Epidermolysis bullosa, bulloa, or bullous refers to a set of rare, potentially inherited diseases characterized by extremely fragile skin in which blisters, ulcers, sores and wounds easily form in response to minor trauma, such as the most minimal friction or bump. Epidermolysis bullosa shares similarities with other skin conditions, such as dermatitis and psoriasis, which are known to improve with cannabis.
One of the almost universal symptoms of epidermolysis bullosa, which cannabis can help to improve, is chronic pain due to blistered skin and wounds (in addition to later complications, such as loss, deformity, or fusion of the fingers of hands or feet). Several patient reports available on the internet attest to the efficacy of cannabis in treating pain related to epidermolysis bullosa, and EB pain is listed by numerous doctors and dispensaries in the list of diseases that can be treated with cannabis.
Pruritus (itching) is another almost universal symptom of EB. Cannabis and certain synthetic cannabinoid analogs can act as antipruritics in epidermolysis bullosa and other related disorders.
In 2005, it was shown that CB1 and CB2 receptors are present on sensory nerve fibers and adjoining structures (appendages such as hair follicles and sebaceous glands) of the skin, and that they play an important role in the management of both itch and skin. the inflammation.

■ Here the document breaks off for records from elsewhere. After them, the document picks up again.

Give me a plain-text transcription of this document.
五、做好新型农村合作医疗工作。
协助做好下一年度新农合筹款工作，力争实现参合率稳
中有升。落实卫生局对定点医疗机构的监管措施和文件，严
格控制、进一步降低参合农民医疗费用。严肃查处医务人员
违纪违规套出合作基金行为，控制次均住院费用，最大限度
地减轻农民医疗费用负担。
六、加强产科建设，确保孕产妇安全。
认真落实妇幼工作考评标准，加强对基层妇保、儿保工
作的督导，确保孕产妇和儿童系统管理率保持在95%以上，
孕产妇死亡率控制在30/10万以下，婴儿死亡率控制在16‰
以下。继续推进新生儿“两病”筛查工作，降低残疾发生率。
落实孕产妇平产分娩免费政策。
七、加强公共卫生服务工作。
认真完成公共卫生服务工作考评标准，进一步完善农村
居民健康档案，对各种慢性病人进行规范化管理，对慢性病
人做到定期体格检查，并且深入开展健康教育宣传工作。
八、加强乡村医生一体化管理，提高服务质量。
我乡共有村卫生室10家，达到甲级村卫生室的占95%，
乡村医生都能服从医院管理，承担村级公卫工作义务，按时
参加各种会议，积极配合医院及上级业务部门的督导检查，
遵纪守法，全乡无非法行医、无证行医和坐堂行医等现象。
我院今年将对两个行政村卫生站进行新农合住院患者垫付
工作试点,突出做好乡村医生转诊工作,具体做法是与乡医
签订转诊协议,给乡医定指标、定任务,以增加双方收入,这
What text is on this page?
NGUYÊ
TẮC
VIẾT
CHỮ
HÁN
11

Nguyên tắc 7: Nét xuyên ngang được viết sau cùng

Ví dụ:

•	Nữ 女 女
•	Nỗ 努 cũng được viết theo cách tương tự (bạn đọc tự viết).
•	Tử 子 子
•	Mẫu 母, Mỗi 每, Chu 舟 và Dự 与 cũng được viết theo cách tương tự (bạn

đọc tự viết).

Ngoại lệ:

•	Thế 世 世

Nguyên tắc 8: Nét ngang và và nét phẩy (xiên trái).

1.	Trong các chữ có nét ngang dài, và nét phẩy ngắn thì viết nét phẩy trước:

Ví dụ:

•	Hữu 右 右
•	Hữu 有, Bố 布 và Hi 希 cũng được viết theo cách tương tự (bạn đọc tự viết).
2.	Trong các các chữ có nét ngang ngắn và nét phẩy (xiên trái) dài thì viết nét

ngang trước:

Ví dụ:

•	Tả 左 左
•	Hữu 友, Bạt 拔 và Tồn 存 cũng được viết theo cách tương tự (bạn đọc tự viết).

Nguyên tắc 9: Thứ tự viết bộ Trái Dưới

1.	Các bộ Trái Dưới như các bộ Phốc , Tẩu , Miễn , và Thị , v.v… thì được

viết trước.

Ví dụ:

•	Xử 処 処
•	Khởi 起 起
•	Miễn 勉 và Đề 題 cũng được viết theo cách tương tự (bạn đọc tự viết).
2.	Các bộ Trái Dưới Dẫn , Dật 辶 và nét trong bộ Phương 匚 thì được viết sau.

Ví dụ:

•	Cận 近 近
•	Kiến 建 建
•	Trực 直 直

Inflammatory immune responses are believed to be the cause of blistering in many cases of EB. Cannabis has been shown to be effective against skin inflammation in numerous related conditions, and there are many anecdotal reports demonstrating its effectiveness that can be found online. Currently, the presence of dermal cannabinoid receptors is believed to be essential for the regulation of various immune responses, including the regulation of oxidative stress and programmed cell death, as well as itching and inflammation.
The mechanism through which cannabis exerts its anti-inflammatory effects is complex and not fully understood. Both THC and CBD are believed to have anti-inflammatory properties, and while cannabinoid receptors play a role, other mechanisms independent of CB receptors play a role as well.
A common complication of epidermolysis bullosa is infection due to exposure of injured skin to pathogens present in the natural environment. There is abundant evidence that cannabis indicates that it can exert a significant antibacterial effect in vitro and in vivo against a number of common bacteria and in the treatment of several important diseases.
Cannabis-based drugs have been used as antimicrobials since ancient times. In the late 19th and early 20th centuries, modern researchers began to document the popular and traditional applications of cannabis, and in many cases, they proved its veracity with new empirical methods. In 1960, relevant work was published demonstrating the ability of cannabis extractions to kill various species of staphylococci and streptococci. Since then, other work has revealed that cannabis can also kill pseudomonas and candida bacteria.
Some forms of epidermolysis bullosa significantly increase the risk of skin cancer in affected individuals, specifically a rare form of cancer known as squamous cell carcinoma (SCC). Again, there is no specific research on the potential of cannabinoids for the related treatment of EB related to squamous cell carcinoma, but there are several case reports of people suffering from SCC who have successfully treated their disease. with high doses of cannabis oil.
Nonetheless, CBD research supports the therapeutic benefits of CBD products. These products can be safely used to support a healthy lifestyle, without the psychoactive effects of THC.